Antioxidant activity of SF, EGCG, and PB compounds on SH-SY5Y cells. Cells were treated with 1 µM SF, 2.5 µM EGCG, and 0.5 µM PB, and after 24 h GSH levels were evaluated with an monochlorobimane (MCB) assay as reported in Materials and Methods. Data are expressed as a percentage of untreated cells (CTRL). Each bar represents mean ± SEM of three independent experiments.
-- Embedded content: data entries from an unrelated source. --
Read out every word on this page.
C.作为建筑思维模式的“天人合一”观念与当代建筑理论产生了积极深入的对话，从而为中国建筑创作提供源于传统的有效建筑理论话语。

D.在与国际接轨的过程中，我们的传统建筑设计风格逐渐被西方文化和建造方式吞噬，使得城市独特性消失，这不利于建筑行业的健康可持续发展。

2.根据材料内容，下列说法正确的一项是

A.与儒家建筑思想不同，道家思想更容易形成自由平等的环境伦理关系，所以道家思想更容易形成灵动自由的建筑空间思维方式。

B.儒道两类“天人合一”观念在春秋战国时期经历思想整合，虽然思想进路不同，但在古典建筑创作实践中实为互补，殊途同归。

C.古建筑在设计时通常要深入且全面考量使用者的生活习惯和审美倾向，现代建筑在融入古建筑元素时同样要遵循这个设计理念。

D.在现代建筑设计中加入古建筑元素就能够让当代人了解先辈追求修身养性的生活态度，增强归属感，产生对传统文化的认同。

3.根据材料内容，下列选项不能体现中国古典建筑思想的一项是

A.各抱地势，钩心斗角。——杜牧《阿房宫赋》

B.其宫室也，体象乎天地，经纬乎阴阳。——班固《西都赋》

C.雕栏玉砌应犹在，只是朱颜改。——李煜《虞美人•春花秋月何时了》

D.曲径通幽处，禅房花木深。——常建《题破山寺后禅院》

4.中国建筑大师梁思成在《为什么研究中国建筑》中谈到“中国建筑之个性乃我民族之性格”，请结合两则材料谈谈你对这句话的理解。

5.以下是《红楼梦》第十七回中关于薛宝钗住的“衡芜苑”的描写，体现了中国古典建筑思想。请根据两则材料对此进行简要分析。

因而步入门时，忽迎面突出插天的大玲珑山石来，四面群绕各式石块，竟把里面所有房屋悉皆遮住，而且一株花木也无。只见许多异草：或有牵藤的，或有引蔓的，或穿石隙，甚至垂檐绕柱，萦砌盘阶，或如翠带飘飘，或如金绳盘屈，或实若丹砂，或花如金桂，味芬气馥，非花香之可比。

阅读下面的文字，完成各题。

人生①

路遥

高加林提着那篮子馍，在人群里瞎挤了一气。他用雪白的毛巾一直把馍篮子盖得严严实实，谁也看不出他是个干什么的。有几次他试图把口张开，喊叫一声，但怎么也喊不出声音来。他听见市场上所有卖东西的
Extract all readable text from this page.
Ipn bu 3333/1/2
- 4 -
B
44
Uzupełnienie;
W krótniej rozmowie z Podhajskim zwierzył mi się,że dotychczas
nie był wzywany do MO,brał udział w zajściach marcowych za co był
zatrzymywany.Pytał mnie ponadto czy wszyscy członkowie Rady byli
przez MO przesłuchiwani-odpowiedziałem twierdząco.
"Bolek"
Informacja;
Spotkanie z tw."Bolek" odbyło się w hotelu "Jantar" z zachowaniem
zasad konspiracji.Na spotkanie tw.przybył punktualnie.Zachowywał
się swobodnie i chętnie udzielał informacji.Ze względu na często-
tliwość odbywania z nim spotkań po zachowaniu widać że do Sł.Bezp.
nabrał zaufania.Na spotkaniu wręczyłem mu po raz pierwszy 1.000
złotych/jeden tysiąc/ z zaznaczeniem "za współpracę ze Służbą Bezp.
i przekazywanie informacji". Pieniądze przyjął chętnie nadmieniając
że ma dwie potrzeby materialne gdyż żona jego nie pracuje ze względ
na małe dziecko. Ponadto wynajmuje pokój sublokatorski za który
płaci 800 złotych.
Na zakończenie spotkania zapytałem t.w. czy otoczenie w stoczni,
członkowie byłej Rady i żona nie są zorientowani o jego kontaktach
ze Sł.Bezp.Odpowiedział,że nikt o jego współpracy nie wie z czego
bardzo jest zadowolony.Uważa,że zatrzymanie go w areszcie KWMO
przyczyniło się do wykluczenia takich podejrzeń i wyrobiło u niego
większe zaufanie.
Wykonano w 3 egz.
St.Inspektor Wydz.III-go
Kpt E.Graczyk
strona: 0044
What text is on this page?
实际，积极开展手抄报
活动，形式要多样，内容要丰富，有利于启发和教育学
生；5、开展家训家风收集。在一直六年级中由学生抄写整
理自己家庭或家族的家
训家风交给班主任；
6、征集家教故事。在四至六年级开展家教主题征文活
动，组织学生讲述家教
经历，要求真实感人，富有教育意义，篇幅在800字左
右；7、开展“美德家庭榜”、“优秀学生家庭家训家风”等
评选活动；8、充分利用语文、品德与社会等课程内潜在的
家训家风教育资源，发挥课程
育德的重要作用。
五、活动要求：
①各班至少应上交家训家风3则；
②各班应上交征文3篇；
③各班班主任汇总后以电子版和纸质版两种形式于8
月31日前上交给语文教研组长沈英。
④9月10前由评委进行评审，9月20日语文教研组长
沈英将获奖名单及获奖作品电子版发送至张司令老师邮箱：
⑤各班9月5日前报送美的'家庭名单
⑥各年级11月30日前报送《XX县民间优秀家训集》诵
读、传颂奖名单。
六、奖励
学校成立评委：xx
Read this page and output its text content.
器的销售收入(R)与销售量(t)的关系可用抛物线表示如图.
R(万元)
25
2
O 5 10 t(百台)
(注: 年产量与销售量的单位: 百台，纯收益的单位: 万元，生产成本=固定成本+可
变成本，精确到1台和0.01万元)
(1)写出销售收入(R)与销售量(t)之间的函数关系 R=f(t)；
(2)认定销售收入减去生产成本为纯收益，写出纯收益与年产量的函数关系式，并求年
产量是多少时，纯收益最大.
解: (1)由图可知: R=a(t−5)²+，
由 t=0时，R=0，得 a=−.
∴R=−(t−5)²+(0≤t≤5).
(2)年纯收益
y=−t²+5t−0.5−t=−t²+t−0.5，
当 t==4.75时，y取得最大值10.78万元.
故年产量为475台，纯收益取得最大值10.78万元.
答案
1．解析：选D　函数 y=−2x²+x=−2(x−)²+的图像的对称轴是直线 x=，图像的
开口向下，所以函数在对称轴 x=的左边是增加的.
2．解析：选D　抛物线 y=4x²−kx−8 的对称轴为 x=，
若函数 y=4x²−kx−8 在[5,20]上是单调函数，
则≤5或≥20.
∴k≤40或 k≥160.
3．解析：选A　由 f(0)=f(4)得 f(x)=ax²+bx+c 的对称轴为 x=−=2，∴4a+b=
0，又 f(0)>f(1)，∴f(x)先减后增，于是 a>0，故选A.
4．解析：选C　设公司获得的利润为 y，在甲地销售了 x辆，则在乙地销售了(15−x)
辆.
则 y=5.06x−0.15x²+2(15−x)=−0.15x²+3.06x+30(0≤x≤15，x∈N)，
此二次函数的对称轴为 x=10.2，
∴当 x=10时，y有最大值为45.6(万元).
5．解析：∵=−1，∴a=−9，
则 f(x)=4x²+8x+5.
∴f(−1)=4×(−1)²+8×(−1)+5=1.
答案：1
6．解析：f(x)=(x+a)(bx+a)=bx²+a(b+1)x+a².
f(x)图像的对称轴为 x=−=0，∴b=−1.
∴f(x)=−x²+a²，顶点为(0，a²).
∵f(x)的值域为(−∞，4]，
Data were analyzed with a one-way ANOVA followed by the Fisher’s test. * p < 0.05 vs. untreated cells; § p < 0.05 vs. SEP co-treatment.

Figure 6

Effect of SEP co-treatment on antioxidant enzyme expression. Cells were co-treated with 1 µM SF, 2.5 µM EGCG, and 0.5 µM PB for 6 h. Oxidative stress was induced with 700 µM H₂O₂ for 1 h prior to lysis. Real time-PCR was performed to detect heme oxygenase 1 (HO1), NADPH: quinone oxidoreductase 1 (NQO1), glutathione reductase (GR), and thioredoxin reductase (TR) mRNA levels. Data are expressed as relative abundance compared to untreated cells. Each bar represents mean ± SEM of three independent experiments. Data were analyzed with a one-way ANOVA followed by the Fisher’s test. * p < 0.05 vs. untreated cells, ° p < 0.05 vs. H₂O_2.

Figure 7

Effect of SEP co-treatment on NADPH oxidase 1 (NOX1) and NADPH oxidase 2 (NOX2). Cells were co-treated with 1 μM SF, 2.5 μM EGCG, and 0.5 μM PB for 6 h. Oxidative stress was induced with 700 µM H₂O₂ for 1 h prior to lysis. Real time-PCR was performed to detect NOX1 and NOX2 mRNA levels. Data are expressed as relative abundance compared to untreated cells. Each bar represents mean ± SEM of three independent experiments. Data were analyzed using a one-way ANOVA followed by the Fisher’s test. * p < 0.05 vs. untreated cells, ° p < 0.05 vs. H₂O_2.

Figure 8

Effect of SEP co-treatment on insulin-degrading enzyme (IDE). Cells were co-treated with 1 μM SF, 2.5 μM EGCG, and 0.5 μM PB for 6 h. Oxidative stress was induced with 700 µM H₂O₂ for 1 h prior to lysis. Real time-PCR was performed to detect IDE mRNA levels. Data are expressed as relative abundance compared to untreated cells. Each bar represents mean ± SEM of three independent experiments. Data were analyzed with a one-way ANOVA followed by the Fisher’s test. * p < 0.05 vs. untreated cells, ° p < 0.05 vs. H₂O₂.